This is my 12-yr old son Ryan. For Halloween this year, he decided to go as a box of cereal. A cereal...that is made from cat shit. We do not own a cat.
I like to wear a trench coat, wang painted bright colors and hanging out my trousers, no shirt, clothespins on my nipples, and wearing a Brittney Spears mask.
What sort of lame parent dresses their kid in a cardboard box for Halloween? Skip next years heroin purchase and get the kid a real costume. Who wants to go through life being known as the "cat shit kid"?
I own my house and have for many years, no rent payment necessary thank you very much. And it's not some trailer or bullshit track housing decorated with garbage from Target either.
Comments to Kitty O's
future muchoer for sure. good work claude
thx
Mmmmmm....
The official cereal of crazy cat-ladies everywhere!
Hold out for the quality granola - it clumps.
I had no idea Wal-Mart sold grandfather clocks.
so you have a human son? maybe hes a cathar.
He's half human half cat.. on top of his human head he has a cat head too.
Made by Gritty Kitty Litter company, Walawala Washington...
fucking awesome
So what you're basically saying is that your son is a box of shit.
Not to be confused with granola, which only looks like shit....
If your shit looks like granola, you may want to drink more water.
It was completely his idea, but he was a hit at his party. I would have gone as a clown, but, that's just me.
i call photoshop. the mask on top of the kids head just doesnt look right.
You are a reject of life, aren't you?
Yummy!
I'm worried that muchosuckers are breeding
You misspelled jealous.
complete photoshop. nice try tho claude
The "costume" was created in Photoshop, and printed in 10 different 8x10 prints; taped together. -Happy to send you the PS file.
That grandfather clock can't tell time for shit.
It would be hard to fap in that costume.
I like to wear a trench coat, wang painted bright colors and hanging out my trousers, no shirt, clothespins on my nipples, and wearing a Brittney Spears mask.
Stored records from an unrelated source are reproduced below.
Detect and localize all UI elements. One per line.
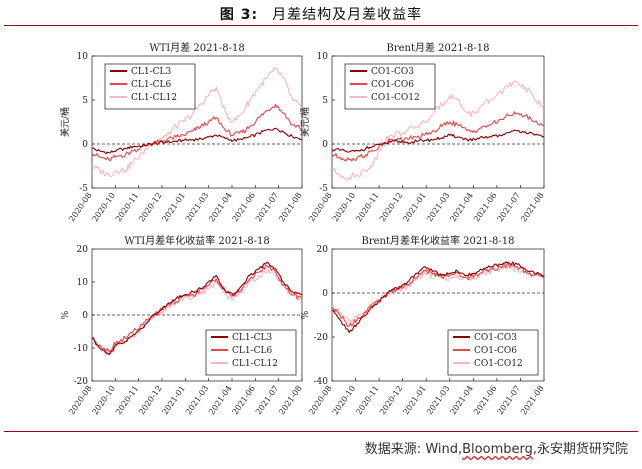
chart-title: WTI月差年化收益率 2021-8-18	[124, 234, 269, 247]
y-tick-label: 0	[82, 140, 88, 150]
y-tick-label: -20	[314, 333, 329, 343]
figure-label: 图 3:	[219, 7, 259, 23]
y-tick-label: -20	[74, 377, 89, 387]
legend-label: CO1-CO12	[371, 93, 420, 103]
x-tick-label: 2021-08	[277, 191, 303, 223]
y-tick-label: 0	[82, 311, 88, 321]
legend-label: CO1-CO3	[474, 333, 517, 343]
y-tick-label: 0	[322, 289, 328, 299]
y-tick-label: 10	[317, 52, 329, 62]
series-line-co1-co6	[332, 111, 544, 162]
legend-label: CL1-CL12	[232, 359, 278, 369]
series-line-co1-co12	[332, 80, 544, 181]
series-line-cl1-cl3	[92, 261, 302, 356]
y-tick-label: -5	[79, 184, 88, 194]
legend: CO1-CO3 CO1-CO6 CO1-CO12	[344, 63, 436, 110]
source-note: 数据来源: Wind,Bloomberg,永安期货研究院	[365, 438, 628, 457]
x-tick-label: 2021-08	[277, 384, 303, 416]
legend-label: CO1-CO3	[371, 67, 414, 77]
chart-title: Brent月差年化收益率 2021-8-18	[362, 234, 515, 247]
y-tick-label: 0	[322, 140, 328, 150]
plot-frame	[91, 55, 303, 189]
chart-title: WTI月差 2021-8-18	[149, 41, 244, 54]
chart-panel-3: WTI月差年化收益率 2021-8-18-20-1001020%2020-082…	[61, 234, 304, 416]
x-tick-label: 2021-08	[519, 384, 545, 416]
plot-frame	[331, 55, 545, 189]
x-tick-label: 2021-08	[519, 191, 545, 223]
series-line-cl1-cl3	[92, 127, 302, 155]
chart-panel-4: Brent月差年化收益率 2021-8-18-40-20020%2020-082…	[301, 234, 546, 416]
series-group	[92, 66, 302, 178]
y-tick-label: 10	[77, 52, 89, 62]
legend: CO1-CO3 CO1-CO6 CO1-CO12	[447, 329, 539, 376]
series-group	[332, 261, 544, 334]
y-tick-label: 10	[77, 278, 89, 288]
series-line-co1-co3	[332, 261, 544, 334]
source-prefix: 数据来源:	[364, 442, 422, 457]
legend-label: CO1-CO6	[474, 346, 517, 356]
y-tick-label: 5	[322, 96, 328, 106]
legend-label: CO1-CO6	[371, 80, 414, 90]
legend: CL1-CL3 CL1-CL6 CL1-CL12	[205, 329, 297, 376]
figure-title: 图 3: 月差结构及月差收益率	[0, 4, 642, 24]
y-axis-label: 美元/桶	[299, 107, 311, 137]
source-main: Wind,	[425, 442, 463, 457]
y-tick-label: -10	[74, 344, 89, 354]
chart-panel-1: WTI月差 2021-8-18-50510美元/桶2020-082020-102…	[59, 41, 304, 223]
y-axis-label: 美元/桶	[59, 107, 71, 137]
plot-frame	[331, 248, 545, 382]
y-axis-label: %	[301, 310, 311, 319]
series-line-cl1-cl6	[92, 103, 302, 162]
y-tick-label: -40	[314, 377, 329, 387]
source-underlined: Bloomberg	[462, 442, 533, 457]
series-line-co1-co3	[332, 129, 544, 153]
legend: CL1-CL3 CL1-CL6 CL1-CL12	[104, 63, 196, 110]
chart-title: Brent月差 2021-8-18	[387, 41, 490, 54]
series-group	[332, 80, 544, 181]
legend-label: CL1-CL6	[131, 80, 171, 90]
source-suffix: ,永安期货研究院	[532, 442, 628, 457]
y-axis-label: %	[61, 310, 71, 319]
legend-label: CL1-CL12	[131, 93, 177, 103]
series-line-cl1-cl12	[92, 66, 302, 178]
series-group	[92, 261, 302, 357]
legend-label: CL1-CL6	[232, 346, 272, 356]
chart-panel-2: Brent月差 2021-8-18-50510美元/桶2020-082020-1…	[299, 41, 546, 223]
bottom-rule	[4, 431, 638, 432]
y-tick-label: -5	[319, 184, 328, 194]
legend-label: CL1-CL3	[232, 333, 272, 343]
top-rule	[4, 25, 638, 26]
figure-title-text: 月差结构及月差收益率	[272, 7, 423, 23]
y-tick-label: 20	[317, 245, 329, 255]
legend-label: CL1-CL3	[131, 67, 171, 77]
y-tick-label: 5	[82, 96, 88, 106]
y-tick-label: 20	[77, 245, 89, 255]
legend-label: CO1-CO12	[474, 359, 523, 369]
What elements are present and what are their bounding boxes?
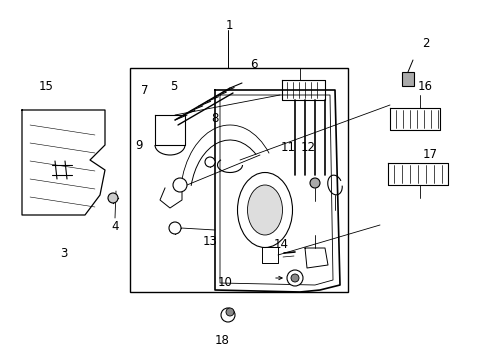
Text: 5: 5 bbox=[169, 80, 177, 93]
Circle shape bbox=[286, 270, 303, 286]
Text: 7: 7 bbox=[140, 84, 148, 96]
Text: 17: 17 bbox=[422, 148, 437, 161]
Circle shape bbox=[309, 178, 319, 188]
Text: 2: 2 bbox=[421, 37, 428, 50]
Text: 11: 11 bbox=[281, 141, 295, 154]
Circle shape bbox=[204, 157, 215, 167]
FancyBboxPatch shape bbox=[401, 72, 413, 86]
Text: 8: 8 bbox=[211, 112, 219, 125]
Text: 4: 4 bbox=[111, 220, 119, 233]
Text: 9: 9 bbox=[135, 139, 143, 152]
Circle shape bbox=[169, 222, 181, 234]
Ellipse shape bbox=[237, 172, 292, 248]
Text: 18: 18 bbox=[215, 334, 229, 347]
Text: 14: 14 bbox=[273, 238, 288, 251]
Circle shape bbox=[290, 274, 298, 282]
Circle shape bbox=[173, 178, 186, 192]
Text: 12: 12 bbox=[300, 141, 315, 154]
Ellipse shape bbox=[247, 185, 282, 235]
Text: 13: 13 bbox=[203, 235, 217, 248]
Circle shape bbox=[108, 193, 118, 203]
Text: 1: 1 bbox=[225, 19, 233, 32]
Text: 10: 10 bbox=[217, 276, 232, 289]
Bar bbox=[130, 68, 347, 292]
Text: 16: 16 bbox=[417, 80, 432, 93]
Circle shape bbox=[221, 308, 235, 322]
Text: 6: 6 bbox=[250, 58, 258, 71]
Circle shape bbox=[225, 308, 234, 316]
Text: 15: 15 bbox=[39, 80, 54, 93]
Text: 3: 3 bbox=[60, 247, 67, 260]
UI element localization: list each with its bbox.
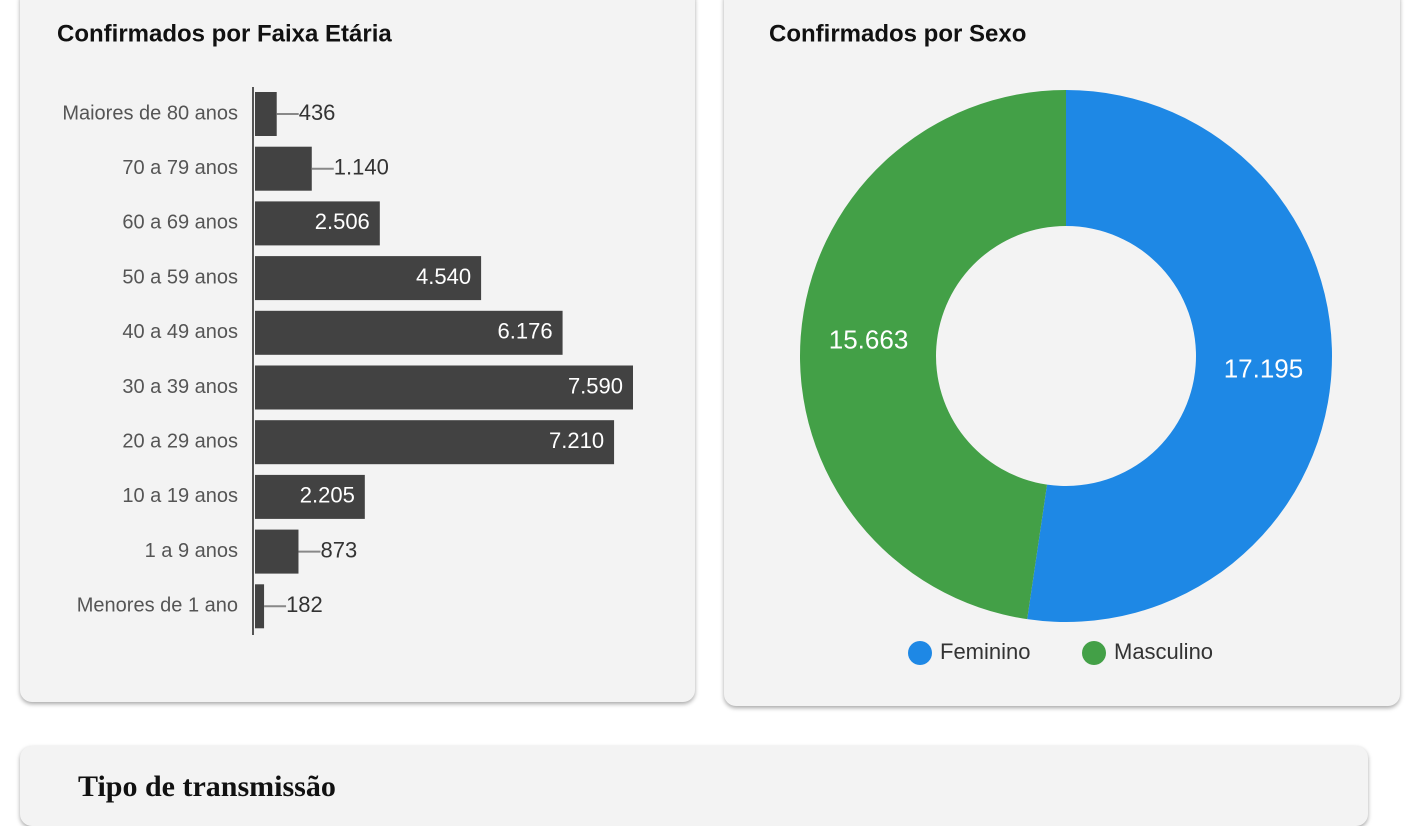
y-tick-label: 10 a 19 anos [122, 485, 238, 507]
data-label: 2.506 [315, 209, 370, 234]
data-label: 15.663 [829, 324, 909, 354]
bar [255, 474, 365, 519]
y-tick-label: 70 a 79 anos [122, 157, 238, 179]
data-label: 6.176 [498, 319, 553, 344]
bar [255, 92, 277, 136]
donut-slice [1027, 90, 1332, 622]
legend-marker [1082, 641, 1106, 665]
data-label: 873 [320, 537, 357, 562]
y-tick-label: 40 a 49 anos [122, 321, 238, 343]
charts: Confirmados por Faixa Etária Confirmados… [57, 20, 1332, 665]
data-label: 436 [299, 100, 336, 125]
data-label: 7.590 [568, 373, 623, 398]
data-label: 4.540 [416, 264, 471, 289]
bar [255, 420, 615, 465]
bar [255, 310, 563, 355]
y-tick-label: 20 a 29 anos [122, 430, 238, 452]
bar [255, 256, 482, 301]
y-tick-label: 1 a 9 anos [145, 540, 238, 562]
data-label: 2.205 [300, 483, 355, 508]
data-label: 1.140 [334, 155, 389, 180]
bar [255, 529, 299, 574]
bar [255, 365, 633, 410]
y-tick-label: 60 a 69 anos [122, 212, 238, 234]
data-label: 182 [286, 592, 323, 617]
chart-title: Confirmados por Faixa Etária [57, 20, 392, 47]
y-tick-label: Menores de 1 ano [77, 595, 238, 617]
y-tick-label: Maiores de 80 anos [62, 102, 238, 124]
bar [255, 584, 265, 629]
legend-label: Masculino [1114, 639, 1213, 664]
data-label: 17.195 [1224, 353, 1304, 383]
bar [255, 201, 380, 246]
y-tick-label: 30 a 39 anos [122, 376, 238, 398]
donut-slice [799, 89, 1066, 620]
chart-title: Confirmados por Sexo [769, 20, 1026, 47]
bar [255, 146, 312, 191]
y-tick-label: 50 a 59 anos [122, 266, 238, 288]
data-label: 7.210 [549, 428, 604, 453]
legend-label: Feminino [940, 639, 1030, 664]
legend-marker [908, 641, 932, 665]
page: Tipo de transmissão Confirmados por Faix… [20, 0, 1400, 826]
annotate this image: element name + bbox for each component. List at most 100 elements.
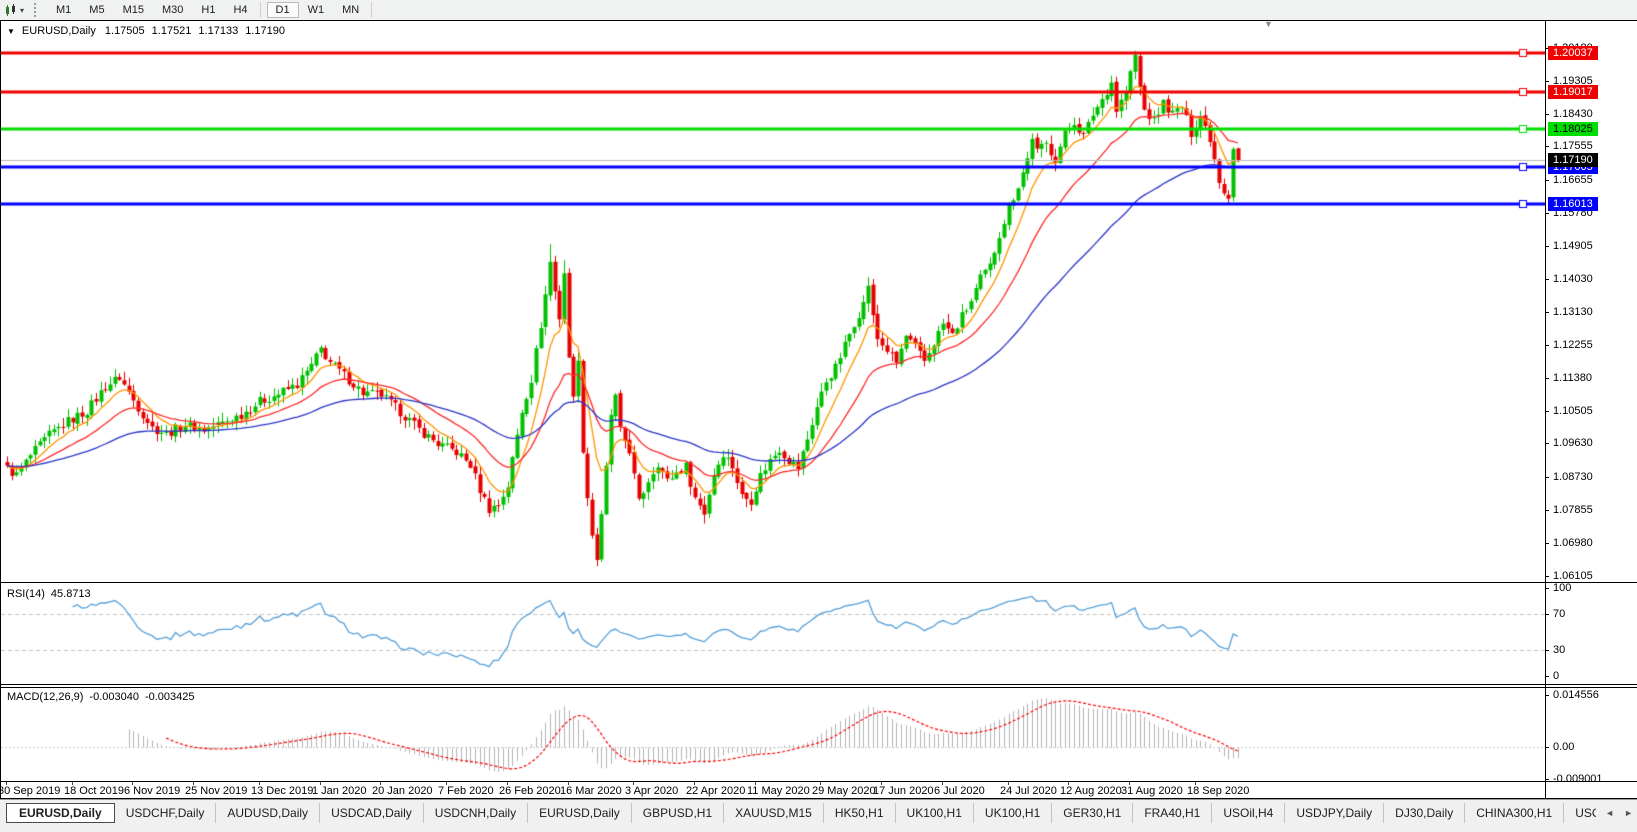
chart-type-button[interactable]: ▾ bbox=[0, 3, 30, 17]
macd-main-value: -0.003040 bbox=[89, 691, 139, 703]
chart-tab-bar: EURUSD,Daily USDCHF,Daily AUDUSD,Daily USDC… bbox=[0, 799, 1637, 832]
price-tick-label: 1.14030 bbox=[1553, 273, 1593, 285]
chart-symbol-label: EURUSD,Daily bbox=[21, 25, 96, 37]
price-tick-label: 1.13130 bbox=[1553, 306, 1593, 318]
chart-title: ▼ EURUSD,Daily 1.17505 1.17521 1.17133 1… bbox=[7, 25, 285, 37]
price-level-badge: 1.18025 bbox=[1548, 122, 1598, 136]
price-tick-label: 1.06105 bbox=[1553, 570, 1593, 582]
timeframe-button[interactable]: H1 bbox=[201, 4, 216, 16]
timeframe-buttons: M1 M5 M15 M30 H1 H4 D1 W1 MN bbox=[47, 0, 373, 20]
date-tick-mark bbox=[132, 782, 133, 785]
date-tick-mark bbox=[568, 782, 569, 785]
chart-type-caret-icon: ▾ bbox=[20, 5, 25, 15]
date-label: 7 Feb 2020 bbox=[438, 785, 494, 797]
chart-tab[interactable]: AUDUSD,Daily bbox=[216, 803, 321, 823]
timeframe-button[interactable]: W1 bbox=[307, 4, 325, 16]
date-tick-mark bbox=[1008, 782, 1009, 785]
timeframe-button[interactable]: M5 bbox=[89, 4, 105, 16]
date-label: 6 Jul 2020 bbox=[934, 785, 985, 797]
main-chart-canvas[interactable] bbox=[1, 21, 1545, 582]
chart-tab[interactable]: USDCAD,Daily bbox=[320, 803, 424, 823]
date-label: 6 Nov 2019 bbox=[124, 785, 181, 797]
price-tick-label: 1.08730 bbox=[1553, 471, 1593, 483]
price-axis[interactable]: 1.201801.193051.184301.175551.166551.157… bbox=[1545, 20, 1637, 799]
chart-tab[interactable]: EURUSD,Daily bbox=[6, 803, 115, 823]
chart-tab[interactable]: UK100,H1 bbox=[974, 803, 1053, 823]
price-tick-label: 1.18430 bbox=[1553, 108, 1593, 120]
chart-tab[interactable]: EURUSD,Daily bbox=[528, 803, 632, 823]
chart-title-caret-icon[interactable]: ▼ bbox=[7, 26, 15, 36]
price-tick-mark bbox=[1545, 246, 1549, 247]
rsi-label: RSI(14) 45.8713 bbox=[7, 588, 91, 600]
chart-tab[interactable]: USOil,H bbox=[1564, 803, 1596, 823]
ohlc-high: 1.17521 bbox=[151, 25, 192, 37]
macd-tick-mark bbox=[1545, 747, 1549, 748]
timeframe-button[interactable]: MN bbox=[333, 2, 373, 18]
tab-scroll-right-icon[interactable]: ► bbox=[1624, 808, 1633, 818]
chart-tab[interactable]: FRA40,H1 bbox=[1133, 803, 1213, 823]
price-axis-border bbox=[1545, 20, 1546, 799]
date-label: 22 Apr 2020 bbox=[686, 785, 746, 797]
chart-tab[interactable]: GER30,H1 bbox=[1052, 803, 1134, 823]
date-axis[interactable]: 30 Sep 2019 18 Oct 2019 6 Nov 2019 25 Nov 2… bbox=[0, 782, 1545, 798]
ohlc-low: 1.17133 bbox=[198, 25, 239, 37]
price-tick-label: 1.17555 bbox=[1553, 140, 1593, 152]
price-tick-mark bbox=[1545, 543, 1549, 544]
price-tick-mark bbox=[1545, 81, 1549, 82]
timeframe-toolbar: ▾ M1 M5 M15 M30 H1 H4 D1 W1 MN bbox=[0, 0, 1637, 20]
price-tick-mark bbox=[1545, 411, 1549, 412]
price-tick-label: 1.19305 bbox=[1553, 75, 1593, 87]
price-tick-mark bbox=[1545, 378, 1549, 379]
chart-tab[interactable]: XAUUSD,M15 bbox=[724, 803, 824, 823]
chart-tab[interactable]: USDCNH,Daily bbox=[424, 803, 529, 823]
chart-tab[interactable]: USOil,H4 bbox=[1212, 803, 1286, 823]
macd-tick-label: -0.009001 bbox=[1553, 773, 1603, 785]
rsi-tick-label: 30 bbox=[1553, 644, 1566, 656]
macd-name: MACD(12,26,9) bbox=[7, 691, 84, 703]
date-tick-mark bbox=[1129, 782, 1130, 785]
window-splitter-icon[interactable]: ▼ bbox=[1264, 19, 1273, 29]
rsi-tick-mark bbox=[1545, 588, 1549, 589]
date-label: 26 Feb 2020 bbox=[499, 785, 561, 797]
chart-tab[interactable]: GBPUSD,H1 bbox=[632, 803, 725, 823]
price-tick-mark bbox=[1545, 576, 1549, 577]
chart-tab[interactable]: HK50,H1 bbox=[824, 803, 896, 823]
toolbar-grip-handle[interactable] bbox=[34, 3, 39, 17]
timeframe-button[interactable]: D1 bbox=[266, 2, 299, 18]
macd-tick-mark bbox=[1545, 695, 1549, 696]
macd-tick-label: 0.014556 bbox=[1553, 689, 1599, 701]
rsi-macd-separator-a[interactable] bbox=[0, 684, 1637, 685]
timeframe-button[interactable]: H4 bbox=[224, 2, 261, 18]
chart-tab[interactable]: CHINA300,H1 bbox=[1465, 803, 1565, 823]
date-label: 20 Jan 2020 bbox=[372, 785, 433, 797]
price-tick-mark bbox=[1545, 48, 1549, 49]
price-tick-mark bbox=[1545, 114, 1549, 115]
date-label: 16 Mar 2020 bbox=[560, 785, 622, 797]
timeframe-button[interactable]: M15 bbox=[122, 4, 144, 16]
date-label: 30 Sep 2019 bbox=[0, 785, 61, 797]
rsi-indicator-canvas[interactable] bbox=[1, 584, 1545, 684]
date-tick-mark bbox=[1195, 782, 1196, 785]
tab-scroll-left-icon[interactable]: ◄ bbox=[1605, 808, 1615, 818]
ohlc-open: 1.17505 bbox=[104, 25, 145, 37]
timeframe-button[interactable]: M1 bbox=[56, 4, 72, 16]
main-rsi-separator[interactable] bbox=[0, 582, 1637, 583]
price-tick-label: 1.09630 bbox=[1553, 437, 1593, 449]
date-label: 11 May 2020 bbox=[747, 785, 810, 797]
macd-tick-label: 0.00 bbox=[1553, 741, 1575, 753]
chart-tab[interactable]: UK100,H1 bbox=[896, 803, 974, 823]
date-tick-mark bbox=[942, 782, 943, 785]
chart-tab[interactable]: USDJPY,Daily bbox=[1285, 803, 1385, 823]
timeframe-button[interactable]: M30 bbox=[161, 4, 184, 16]
chart-tab[interactable]: USDCHF,Daily bbox=[115, 803, 217, 823]
current-price-badge: 1.17190 bbox=[1548, 153, 1598, 167]
price-tick-label: 1.16655 bbox=[1553, 174, 1593, 186]
rsi-tick-label: 70 bbox=[1553, 608, 1566, 620]
rsi-macd-separator-b[interactable] bbox=[0, 687, 1637, 688]
price-level-badge: 1.16013 bbox=[1548, 197, 1598, 211]
price-tick-mark bbox=[1545, 213, 1549, 214]
macd-indicator-canvas[interactable] bbox=[1, 688, 1545, 781]
date-tick-mark bbox=[820, 782, 821, 785]
chart-tab[interactable]: DJ30,Daily bbox=[1384, 803, 1466, 823]
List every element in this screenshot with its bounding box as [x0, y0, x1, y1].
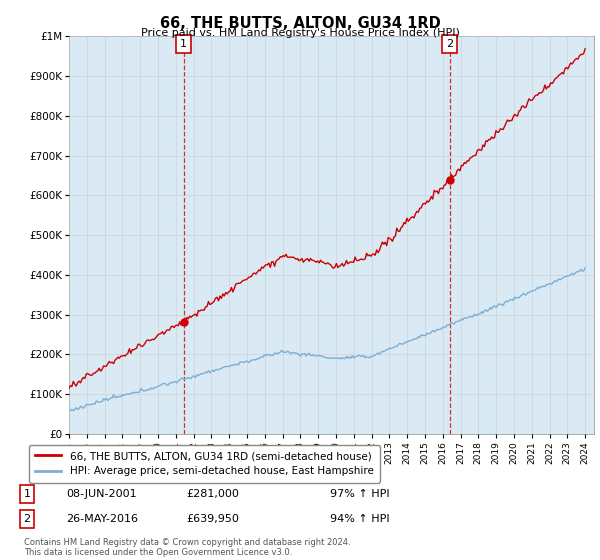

Of course, not only for Halloween.
*speechless*
...well, that does explain how he managed to pick up a chick in Japan.
You don't know shit about Japan, Smurple Nurple.
Go pump your breasts and take a break. Your back must be killing you.
What sort of lame parent dresses their kid in a cardboard box for Halloween? Skip next years heroin purchase and get the kid a real costume. Who wants to go through life being known as the "cat shit kid"?
someone say heroin?
If I skip next year's heroin purchase, how are you going to pay your October rent?
I own my house and have for many years, no rent payment necessary thank you very much. And it's not some trailer or bullshit track housing decorated with garbage from Target either.
are you single ?
^So do I, LdyOrgan, and I could probably buy your house 3x out of one checking account, and I don't use heroin. So, what's your fucking point?
that milk looks too yellow
its like if you pissed and came on my chin at the same time
why would i want to do that ?
It's not supposed to be milk. -What's yellow and pours into a litter box? -That's rhetorical, don't answer that.
I like it, Claude too bad you couldn't get a custom mold of your avatar to be his mask.
Oh, I keep a firewall between my kid and this site.